You look at the movie and it’s hard not to immediately realize that relatively recent (and diverse) films like the original The Poseidon Adventure, M*A*S*H, Traffic, Babel or Crash, maybe even The Avengers, would maybe never have existed without this star-studded melodrama to pick from as a template. Grand Hotel has inspired countless filmmakers, a variety of remakes (whether in the cinema, on the stage or on the television screen) and a smattering of imitators, while also inspiring filmmakers from across the generational spectrum in the process. At over eight decades in age, the movie shockingly has lost little of its edge or power, and it’s easy to see why as far as Best Picture winners are concerned this is one of the few never to have engendered a backlash of one sort or another.
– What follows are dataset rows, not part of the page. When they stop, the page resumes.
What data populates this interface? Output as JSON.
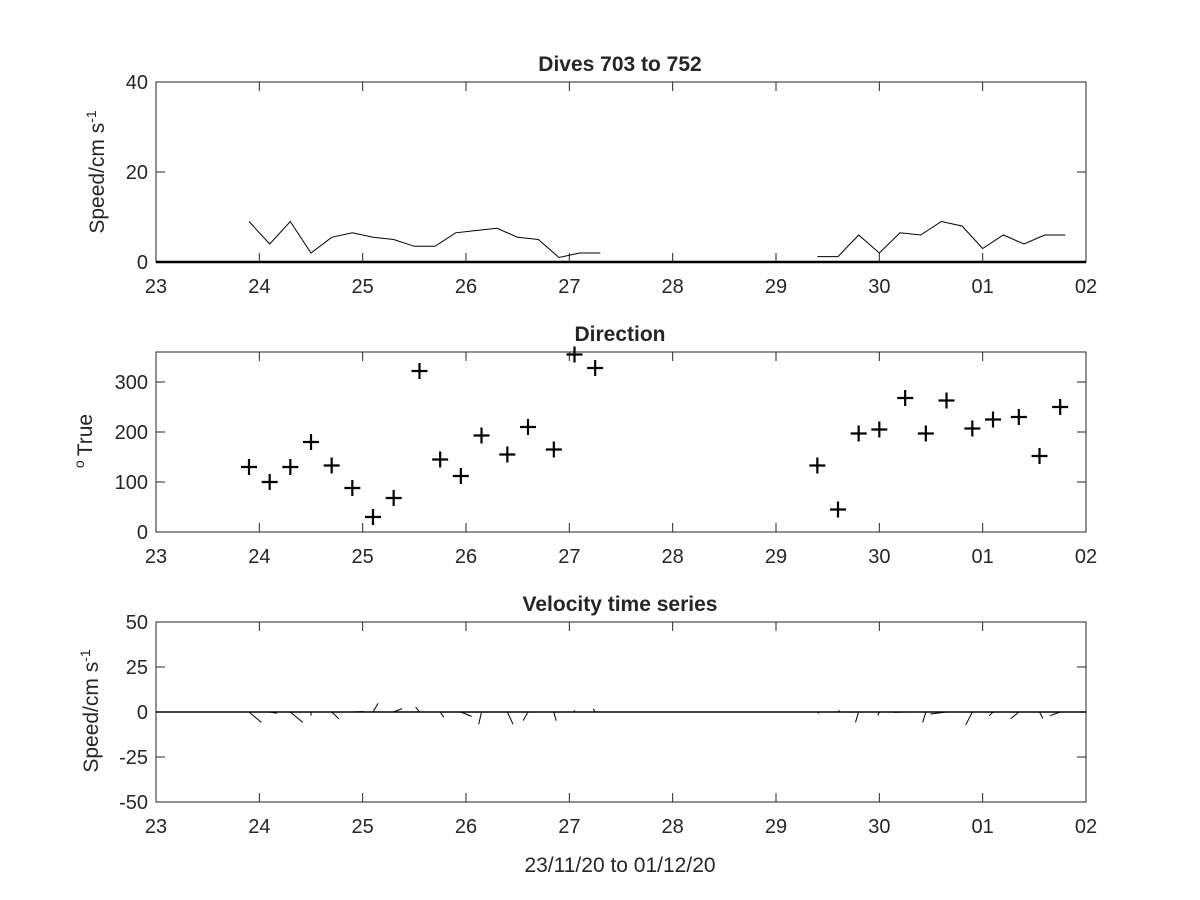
{
  "figure": {
    "xlabel": "23/11/20 to 01/12/20"
  },
  "chart_data": [
    {
      "type": "line",
      "title": "Dives 703 to 752",
      "ylabel": "Speed/cm s",
      "ylabel_superscript": "-1",
      "xlabel": "",
      "xticks": [
        "23",
        "24",
        "25",
        "26",
        "27",
        "28",
        "29",
        "30",
        "01",
        "02"
      ],
      "xlim": [
        23,
        32
      ],
      "ylim": [
        0,
        40
      ],
      "yticks": [
        0,
        20,
        40
      ],
      "series": [
        {
          "x": [
            23.9,
            24.1,
            24.3,
            24.5,
            24.7,
            24.9,
            25.1,
            25.3,
            25.5,
            25.7,
            25.9,
            26.1,
            26.3,
            26.5,
            26.7,
            26.9,
            27.1,
            27.3
          ],
          "y": [
            9,
            4,
            9,
            2,
            5.5,
            6.5,
            5.5,
            5,
            3.5,
            3.5,
            6.5,
            7,
            7.5,
            5.5,
            5,
            1,
            2,
            2
          ]
        },
        {
          "x": [
            29.4,
            29.6,
            29.8,
            30.0,
            30.2,
            30.4,
            30.6,
            30.8,
            31.0,
            31.2,
            31.4,
            31.6,
            31.8
          ],
          "y": [
            1.2,
            1.2,
            6,
            2,
            6.5,
            6,
            9,
            8,
            3,
            6,
            4,
            6,
            6
          ]
        }
      ],
      "color": "#000000"
    },
    {
      "type": "scatter",
      "title": "Direction",
      "ylabel": "True",
      "ylabel_superscript": "o",
      "xlabel": "",
      "xticks": [
        "23",
        "24",
        "25",
        "26",
        "27",
        "28",
        "29",
        "30",
        "01",
        "02"
      ],
      "xlim": [
        23,
        32
      ],
      "ylim": [
        0,
        360
      ],
      "yticks": [
        0,
        100,
        200,
        300
      ],
      "marker": "+",
      "x": [
        23.9,
        24.1,
        24.3,
        24.5,
        24.7,
        24.9,
        25.1,
        25.3,
        25.55,
        25.75,
        25.95,
        26.15,
        26.4,
        26.6,
        26.85,
        27.05,
        27.25,
        29.4,
        29.6,
        29.8,
        30.0,
        30.25,
        30.45,
        30.65,
        30.9,
        31.1,
        31.35,
        31.55,
        31.75
      ],
      "y": [
        130,
        100,
        130,
        180,
        133,
        88,
        30,
        68,
        322,
        145,
        112,
        193,
        155,
        210,
        165,
        355,
        328,
        133,
        45,
        197,
        205,
        268,
        197,
        263,
        207,
        225,
        230,
        152,
        250
      ],
      "color": "#000000"
    },
    {
      "type": "line",
      "subtype": "quiver",
      "title": "Velocity time series",
      "ylabel": "Speed/cm s",
      "ylabel_superscript": "-1",
      "xlabel": "23/11/20 to 01/12/20",
      "xticks": [
        "23",
        "24",
        "25",
        "26",
        "27",
        "28",
        "29",
        "30",
        "01",
        "02"
      ],
      "xlim": [
        23,
        32
      ],
      "ylim": [
        -50,
        50
      ],
      "yticks": [
        50,
        25,
        0,
        -25,
        -50
      ],
      "baseline": 0,
      "x": [
        23.9,
        24.1,
        24.3,
        24.5,
        24.7,
        24.9,
        25.1,
        25.3,
        25.55,
        25.75,
        25.95,
        26.15,
        26.4,
        26.6,
        26.85,
        27.05,
        27.25,
        29.4,
        29.6,
        29.8,
        30.0,
        30.25,
        30.45,
        30.65,
        30.9,
        31.1,
        31.35,
        31.55,
        31.75
      ],
      "direction_deg": [
        130,
        100,
        130,
        180,
        133,
        88,
        30,
        68,
        322,
        145,
        112,
        193,
        155,
        210,
        165,
        355,
        328,
        133,
        45,
        197,
        205,
        268,
        197,
        263,
        207,
        225,
        230,
        152,
        250
      ],
      "speed": [
        9,
        4,
        9,
        2,
        5.5,
        6.5,
        5.5,
        5,
        3.5,
        3.5,
        6.5,
        7,
        7.5,
        5.5,
        5,
        1,
        2,
        1.2,
        1.2,
        6,
        2,
        6.5,
        6,
        9,
        8,
        3,
        6,
        4,
        6
      ],
      "color": "#000000"
    }
  ]
}
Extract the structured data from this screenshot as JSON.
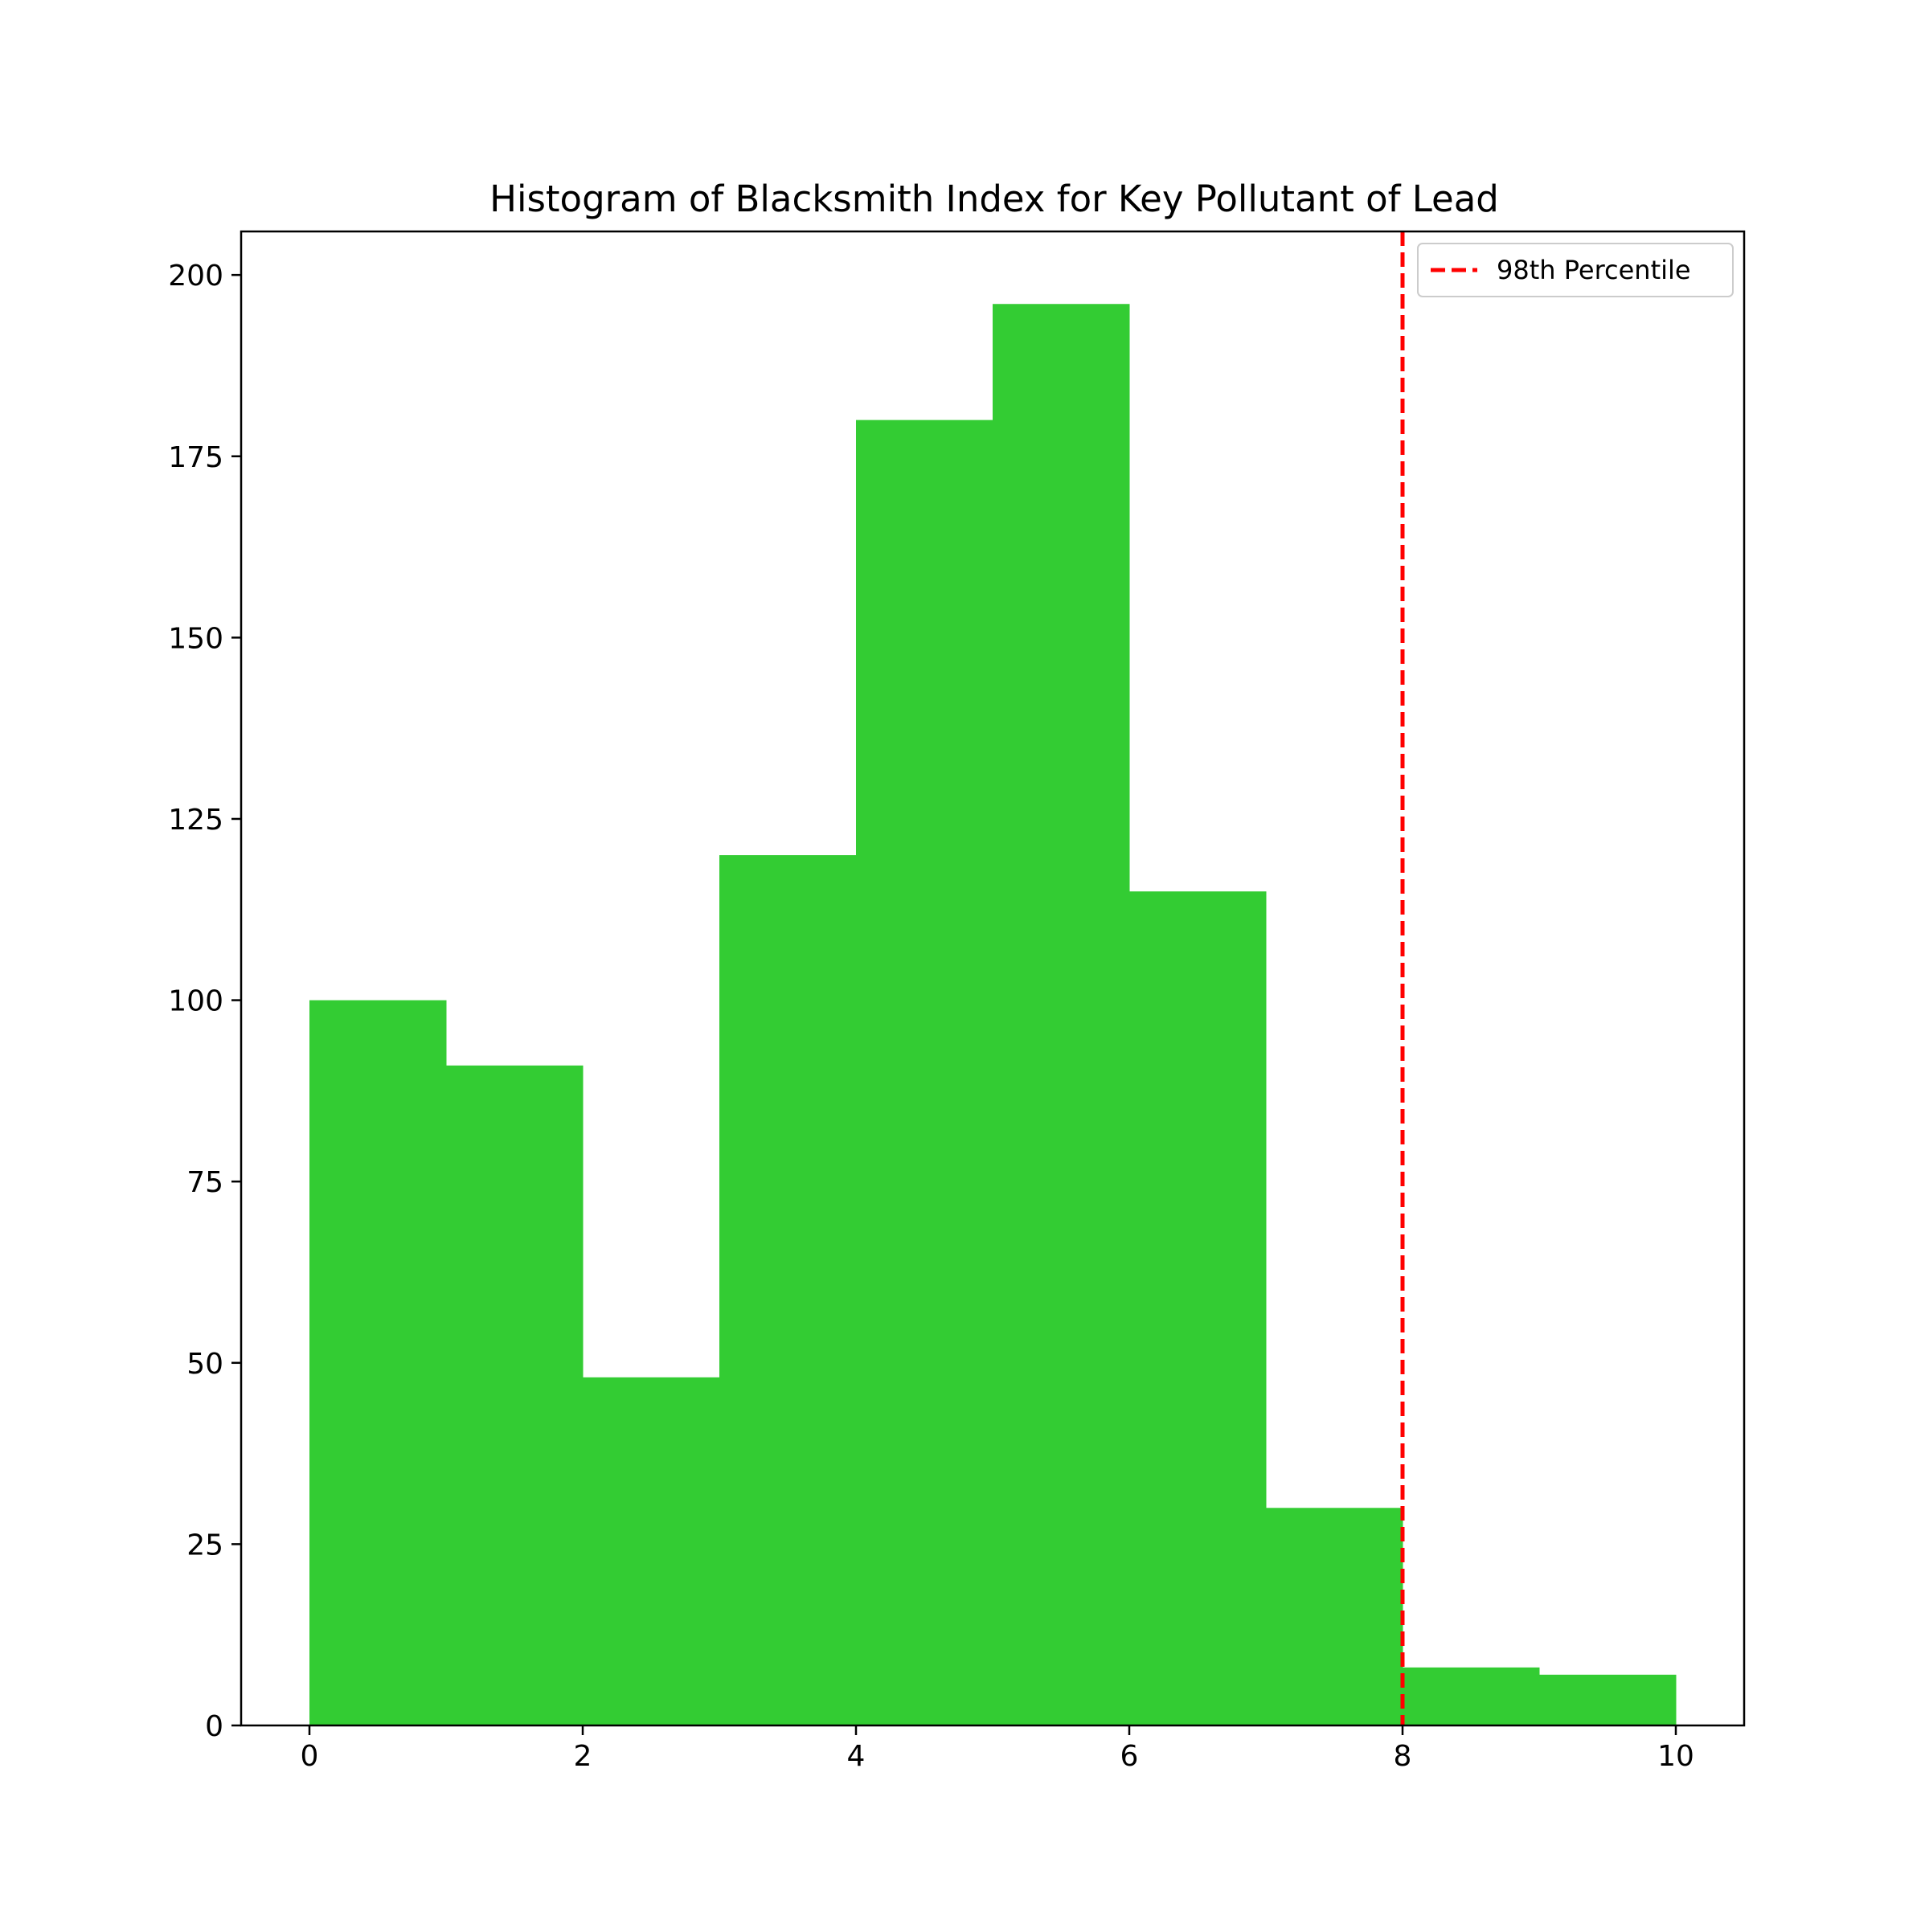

I’ve never read Vicki Baum’s original novel which was the inspiration for this adaptation, and quite honestly I can’t say I’ve never felt the need to. There’s something about Grand Hotel as it is, as it exists free from its source material and away from all of the imitators and remakes its spawned, that I find refreshingly authentic and natural no matter how many time I watch it. This is a glorious movie, one’s whose sprawling story never overwhelms the innate emotional honesty of the characters who live within it. A classic in all the ways that count, lovers of a great cinema owe it to themselves to give this timeless marvel a look.
Grand Hotel is presented on a single-layer 25GB Blu-ray MPEG-4 AVC Video with a 1.37:1/1080p transfer.
This Blu-ray features an English DTS-HD Master Audio Mono soundtrack along with a plethora of additional audio options and features optional English SDH, French, Spanish, German SDH, Italian SDH and Korean subtitles.
Extras here include:
· Commentary with Jeffrey Vance and Mark A. Vieira – The two film historians and archivists dig into every aspect of Grand Hotel, their commentary track as fascinating as it is informative. Almost, but not quite, as entertaining as the movie itself.
· Checking Out: Grand Hotel (12:20) – Nice, if not particularly inspired, retrospective featurette on the making of Grand Hotel and its importance as far as cinematic history is concerned.
· Hollywood Premiere of Metro Goldwyn Mayer's Grand Hotel (9:24) – Vintage newsreel footage of the film’s Graumann's Chinese Theatre premier.
· Nothing Ever Happens (18:50) – Amusing musical parody of Grand Hotel released to theatres in 1933.
· “Just a Word of Warning” Theater Announcement (1:16) – Vintage theatre announcement that must be seen to be believed. Fun.
· Theatrical Trailers
i. Grand Hotel (2:27)
ii. Week-End at the Waldorf (2:42)
Grand Hotel is a bona fide classic for a reason, and I couldn’t recommend the watching of it with any more passion. Warner’s Blu-ray presentation is a good one (if, it must be admitted thanks to some audio deficiencies, not quite a great one), and considering the rather low price point fans should definitely consider picking this disc up for their personal collections.